Amusing Hypocrisy...


The image says it all.

Update: Ok, I should qualify this. My point here was more or less to mock those who either have no knowledge, or worse, willful disbelief in economics and yet still pontificate on economic issues. I will admit that there is such thing as price gouging, but that it is much more nuanced than just prices becoming 'unfairly' high.

Price gouging DOES occur when...

1) There is an emergency situation and demand for a particular good (such as water or electricity) skyrockets, and
2) In place of a competitive market there is only one or a few firms that can exert substantial market power.
3) Those firms, in their effort to maximize profits (as only makes sense), a) jack up prices in response to the high demand, but still artificially hold down production because of their market power, and/or b) collude in order to hold prices artificially high.

When (1) - (3) occur, price gouging is taking place and it is highly disadvantageous to those in need (ie those with high demand). However... if firms are relatively competitive and the market price happens to go up, even by a large amount, during an emergency, then that is potentially *good*! How can that be?

In competitive markets, the price equates marginal benefit and marginal cost.

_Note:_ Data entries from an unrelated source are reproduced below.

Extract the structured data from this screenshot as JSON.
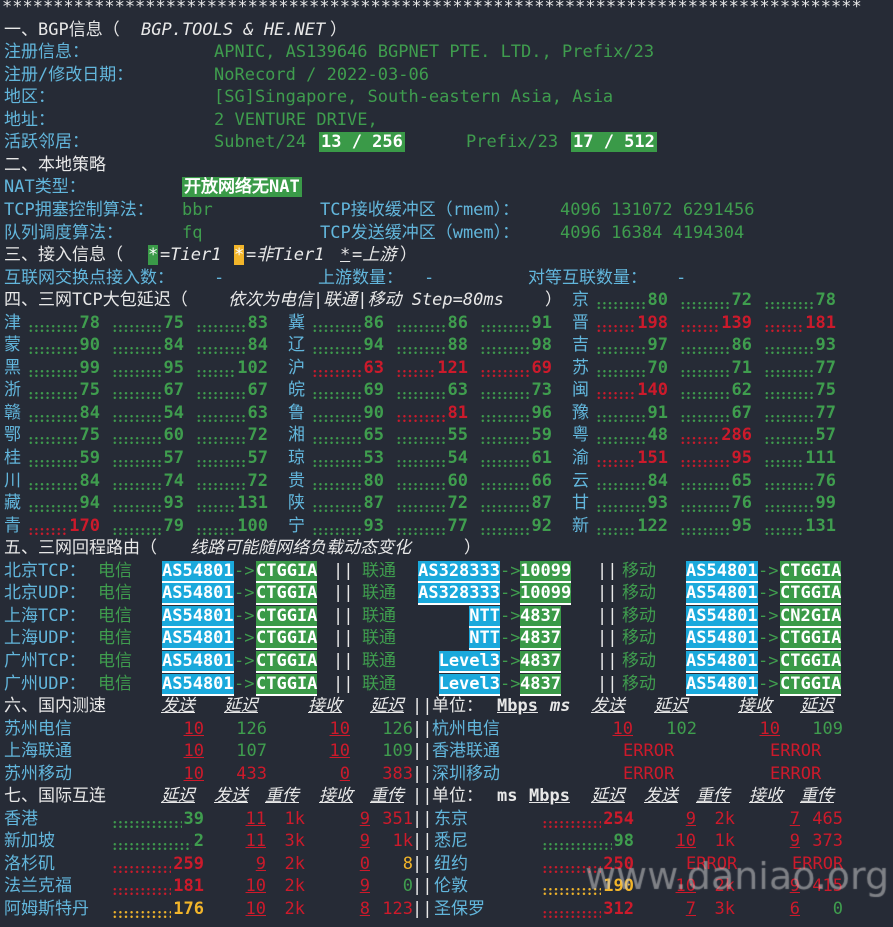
{
  "stars": "************************************************************************************",
  "bgp": {
    "title_prefix": "一、BGP信息（",
    "title_italic": "BGP.TOOLS & HE.NET",
    "title_suffix": "）",
    "rows": [
      {
        "label": "注册信息：",
        "value": "APNIC, AS139646 BGPNET PTE. LTD., Prefix/23"
      },
      {
        "label": "注册/修改日期：",
        "value": "NoRecord / 2022-03-06"
      },
      {
        "label": "地区：",
        "value": "[SG]Singapore, South-eastern Asia, Asia"
      },
      {
        "label": "地址：",
        "value": "2 VENTURE DRIVE,"
      }
    ],
    "neighbors": {
      "label": "活跃邻居：",
      "subnet_label": "Subnet/24",
      "subnet_value": "13 / 256",
      "prefix_label": "Prefix/23",
      "prefix_value": "17 / 512"
    }
  },
  "local": {
    "title": "二、本地策略",
    "nat_label": "NAT类型：",
    "nat_value": "开放网络无NAT",
    "cc_label": "TCP拥塞控制算法：",
    "cc_value": "bbr",
    "rmem_label": "TCP接收缓冲区（rmem）：",
    "rmem_value": "4096 131072 6291456",
    "qdisc_label": "队列调度算法：",
    "qdisc_value": "fq",
    "wmem_label": "TCP发送缓冲区（wmem）：",
    "wmem_value": "4096 16384 4194304"
  },
  "access": {
    "title": "三、接入信息（",
    "star": "*",
    "tier1": "=Tier1 ",
    "non_tier1": "=非Tier1 ",
    "upstream_mark": "=上游",
    "close": "）",
    "ix_label": "互联网交换点接入数：",
    "ix_value": "-",
    "up_label": "上游数量：",
    "up_value": "-",
    "peer_label": "对等互联数量：",
    "peer_value": "-"
  },
  "latency": {
    "title_prefix": "四、三网TCP大包延迟（",
    "title_italic": "依次为电信|联通|移动 Step=80ms",
    "title_suffix": "）",
    "top": {
      "name": "京",
      "values": [
        [
          "80",
          "g"
        ],
        [
          "72",
          "g"
        ],
        [
          "78",
          "g"
        ]
      ]
    },
    "columns": [
      [
        {
          "name": "津",
          "values": [
            [
              "78",
              "g"
            ],
            [
              "75",
              "g"
            ],
            [
              "83",
              "g"
            ]
          ]
        },
        {
          "name": "蒙",
          "values": [
            [
              "90",
              "g"
            ],
            [
              "84",
              "g"
            ],
            [
              "84",
              "g"
            ]
          ]
        },
        {
          "name": "黑",
          "values": [
            [
              "99",
              "g"
            ],
            [
              "95",
              "g"
            ],
            [
              "102",
              "g"
            ]
          ]
        },
        {
          "name": "浙",
          "values": [
            [
              "75",
              "g"
            ],
            [
              "67",
              "g"
            ],
            [
              "67",
              "g"
            ]
          ]
        },
        {
          "name": "赣",
          "values": [
            [
              "84",
              "g"
            ],
            [
              "54",
              "g"
            ],
            [
              "63",
              "g"
            ]
          ]
        },
        {
          "name": "鄂",
          "values": [
            [
              "75",
              "g"
            ],
            [
              "60",
              "g"
            ],
            [
              "72",
              "g"
            ]
          ]
        },
        {
          "name": "桂",
          "values": [
            [
              "59",
              "g"
            ],
            [
              "57",
              "g"
            ],
            [
              "57",
              "g"
            ]
          ]
        },
        {
          "name": "川",
          "values": [
            [
              "84",
              "g"
            ],
            [
              "74",
              "g"
            ],
            [
              "72",
              "g"
            ]
          ]
        },
        {
          "name": "藏",
          "values": [
            [
              "94",
              "g"
            ],
            [
              "93",
              "g"
            ],
            [
              "131",
              "g"
            ]
          ]
        },
        {
          "name": "青",
          "values": [
            [
              "170",
              "r"
            ],
            [
              "79",
              "g"
            ],
            [
              "100",
              "g"
            ]
          ]
        }
      ],
      [
        {
          "name": "冀",
          "values": [
            [
              "86",
              "g"
            ],
            [
              "86",
              "g"
            ],
            [
              "91",
              "g"
            ]
          ]
        },
        {
          "name": "辽",
          "values": [
            [
              "94",
              "g"
            ],
            [
              "88",
              "g"
            ],
            [
              "98",
              "g"
            ]
          ]
        },
        {
          "name": "沪",
          "values": [
            [
              "63",
              "r"
            ],
            [
              "121",
              "r"
            ],
            [
              "69",
              "r"
            ]
          ]
        },
        {
          "name": "皖",
          "values": [
            [
              "69",
              "g"
            ],
            [
              "63",
              "g"
            ],
            [
              "73",
              "g"
            ]
          ]
        },
        {
          "name": "鲁",
          "values": [
            [
              "90",
              "g"
            ],
            [
              "81",
              "r"
            ],
            [
              "96",
              "g"
            ]
          ]
        },
        {
          "name": "湘",
          "values": [
            [
              "65",
              "g"
            ],
            [
              "55",
              "g"
            ],
            [
              "59",
              "g"
            ]
          ]
        },
        {
          "name": "琼",
          "values": [
            [
              "53",
              "g"
            ],
            [
              "54",
              "g"
            ],
            [
              "61",
              "g"
            ]
          ]
        },
        {
          "name": "贵",
          "values": [
            [
              "80",
              "g"
            ],
            [
              "60",
              "g"
            ],
            [
              "66",
              "g"
            ]
          ]
        },
        {
          "name": "陕",
          "values": [
            [
              "87",
              "g"
            ],
            [
              "72",
              "g"
            ],
            [
              "87",
              "g"
            ]
          ]
        },
        {
          "name": "宁",
          "values": [
            [
              "93",
              "g"
            ],
            [
              "77",
              "g"
            ],
            [
              "92",
              "g"
            ]
          ]
        }
      ],
      [
        {
          "name": "晋",
          "values": [
            [
              "198",
              "r"
            ],
            [
              "139",
              "r"
            ],
            [
              "181",
              "r"
            ]
          ]
        },
        {
          "name": "吉",
          "values": [
            [
              "97",
              "g"
            ],
            [
              "86",
              "g"
            ],
            [
              "93",
              "g"
            ]
          ]
        },
        {
          "name": "苏",
          "values": [
            [
              "70",
              "g"
            ],
            [
              "71",
              "g"
            ],
            [
              "77",
              "g"
            ]
          ]
        },
        {
          "name": "闽",
          "values": [
            [
              "140",
              "r"
            ],
            [
              "62",
              "g"
            ],
            [
              "75",
              "g"
            ]
          ]
        },
        {
          "name": "豫",
          "values": [
            [
              "91",
              "g"
            ],
            [
              "67",
              "g"
            ],
            [
              "77",
              "g"
            ]
          ]
        },
        {
          "name": "粤",
          "values": [
            [
              "48",
              "g"
            ],
            [
              "286",
              "r"
            ],
            [
              "57",
              "g"
            ]
          ]
        },
        {
          "name": "渝",
          "values": [
            [
              "151",
              "r"
            ],
            [
              "95",
              "r"
            ],
            [
              "111",
              "g"
            ]
          ]
        },
        {
          "name": "云",
          "values": [
            [
              "84",
              "g"
            ],
            [
              "65",
              "g"
            ],
            [
              "76",
              "g"
            ]
          ]
        },
        {
          "name": "甘",
          "values": [
            [
              "93",
              "g"
            ],
            [
              "76",
              "g"
            ],
            [
              "99",
              "g"
            ]
          ]
        },
        {
          "name": "新",
          "values": [
            [
              "122",
              "g"
            ],
            [
              "95",
              "g"
            ],
            [
              "131",
              "g"
            ]
          ]
        }
      ]
    ]
  },
  "routes": {
    "title_prefix": "五、三网回程路由（",
    "title_italic": "线路可能随网络负载动态变化",
    "title_suffix": "）",
    "sep": "||",
    "arrow": "->",
    "carriers": [
      "电信",
      "联通",
      "移动"
    ],
    "rows": [
      {
        "label": "北京TCP：",
        "hops": [
          [
            "AS54801",
            "CTGGIA"
          ],
          [
            "AS328333",
            "10099"
          ],
          [
            "AS54801",
            "CTGGIA"
          ]
        ]
      },
      {
        "label": "北京UDP：",
        "hops": [
          [
            "AS54801",
            "CTGGIA"
          ],
          [
            "AS328333",
            "10099"
          ],
          [
            "AS54801",
            "CTGGIA"
          ]
        ]
      },
      {
        "label": "上海TCP：",
        "hops": [
          [
            "AS54801",
            "CTGGIA"
          ],
          [
            "NTT",
            "4837"
          ],
          [
            "AS54801",
            "CN2GIA"
          ]
        ]
      },
      {
        "label": "上海UDP：",
        "hops": [
          [
            "AS54801",
            "CTGGIA"
          ],
          [
            "NTT",
            "4837"
          ],
          [
            "AS54801",
            "CTGGIA"
          ]
        ]
      },
      {
        "label": "广州TCP：",
        "hops": [
          [
            "AS54801",
            "CTGGIA"
          ],
          [
            "Level3",
            "4837"
          ],
          [
            "AS54801",
            "CTGGIA"
          ]
        ]
      },
      {
        "label": "广州UDP：",
        "hops": [
          [
            "AS54801",
            "CTGGIA"
          ],
          [
            "Level3",
            "4837"
          ],
          [
            "AS54801",
            "CTGGIA"
          ]
        ]
      }
    ]
  },
  "domestic": {
    "title": "六、国内测速",
    "headers": [
      "发送",
      "延迟",
      "接收",
      "延迟"
    ],
    "unit_label": "单位：",
    "unit_mbps": "Mbps",
    "unit_ms": "ms",
    "rows": [
      {
        "left": {
          "name": "苏州电信",
          "send": "10",
          "lat1": "126",
          "lat1c": "g",
          "recv": "10",
          "lat2": "126",
          "lat2c": "g"
        },
        "right": {
          "name": "杭州电信",
          "send": "10",
          "lat1": "102",
          "recv": "10",
          "lat2": "109"
        }
      },
      {
        "left": {
          "name": "上海联通",
          "send": "10",
          "lat1": "107",
          "lat1c": "g",
          "recv": "10",
          "lat2": "109",
          "lat2c": "g"
        },
        "right": {
          "name": "香港联通",
          "error1": "ERROR",
          "error2": "ERROR"
        }
      },
      {
        "left": {
          "name": "苏州移动",
          "send": "10",
          "lat1": "433",
          "lat1c": "r",
          "recv": "0",
          "lat2": "383",
          "lat2c": "r"
        },
        "right": {
          "name": "深圳移动",
          "error1": "ERROR",
          "error2": "ERROR"
        }
      }
    ]
  },
  "international": {
    "title": "七、国际互连",
    "headers": [
      "延迟",
      "发送",
      "重传",
      "接收",
      "重传"
    ],
    "unit_label": "单位：",
    "unit_ms": "ms",
    "unit_mbps": "Mbps",
    "left": [
      {
        "name": "香港",
        "lat": "39",
        "latc": "g",
        "send": "11",
        "retr1": "1k",
        "recv": "9",
        "retr2": "351",
        "retr2c": "r"
      },
      {
        "name": "新加坡",
        "lat": "2",
        "latc": "g",
        "send": "11",
        "retr1": "3k",
        "recv": "9",
        "retr2": "1k",
        "retr2c": "r"
      },
      {
        "name": "洛杉矶",
        "lat": "259",
        "latc": "r",
        "send": "9",
        "retr1": "2k",
        "recv": "0",
        "retr2": "8",
        "retr2c": "y"
      },
      {
        "name": "法兰克福",
        "lat": "181",
        "latc": "r",
        "send": "10",
        "retr1": "2k",
        "recv": "9",
        "retr2": "0",
        "retr2c": "g"
      },
      {
        "name": "阿姆斯特丹",
        "lat": "176",
        "latc": "y",
        "send": "10",
        "retr1": "2k",
        "recv": "8",
        "retr2": "123",
        "retr2c": "r"
      }
    ],
    "right": [
      {
        "name": "东京",
        "lat": "254",
        "latc": "r",
        "send": "9",
        "retr1": "2k",
        "recv": "7",
        "retr2": "465",
        "retr2c": "r"
      },
      {
        "name": "悉尼",
        "lat": "98",
        "latc": "g",
        "send": "10",
        "retr1": "1k",
        "recv": "9",
        "retr2": "373",
        "retr2c": "r"
      },
      {
        "name": "纽约",
        "lat": "250",
        "latc": "r",
        "error1": "ERROR",
        "error2": "ERROR"
      },
      {
        "name": "伦敦",
        "lat": "190",
        "latc": "y",
        "send": "10",
        "retr1": "2k",
        "recv": "9",
        "retr2": "415",
        "retr2c": "r"
      },
      {
        "name": "圣保罗",
        "lat": "312",
        "latc": "r",
        "send": "7",
        "retr1": "3k",
        "recv": "6",
        "retr2": "0",
        "retr2c": "g"
      }
    ]
  },
  "watermark": "www.daniao.org",
  "colors": {
    "background": "#262b36",
    "label": "#62b6dc",
    "good": "#3f9d4e",
    "bad": "#cc1a2b",
    "warn": "#f2b52a",
    "as_box": "#1aa9dc",
    "carrier_box": "#3a9a48"
  }
}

If demand goes up, the only way to avoid a price increase under normal circumstances would therefore be to tolerate a shortage (a potentially large shortage at that). This is because we cannot expect firms to operate at a loss, so they would just stop production before they run into loss territory. Therefore, while some people would get the much-needed good, there would be less of it out there in total and people perfectly willing to pay for the good would be left empty-handed.

Check out the diagram below:



Ignoring all the various solid and dashed lines, just take note of a few simple facts. First of all, in either state of the world (low demand vs. high demand), the monopoly price is noticeably higher than the market price, and the monopoly output is noticeably lower. Secondly, note that when demand increases, the market price increases somewhat but market output increases much more. The opposite is true for the monopoly case.

For all the do-gooders out there, I will also point out that if we were to prevent "unfair price gouging" by imposing a rule that prices not go up in an emergency, then the level of output in the emergency would be the same as before the emergency. In other words, we would be left with a huge shortage in the amount of (high market output - initial market output). If you think that causing shortages of needed goods is the way to go, then by all means, do try, but most people won't be calling you a do-gooder when they see can't buy what they need in an emergency.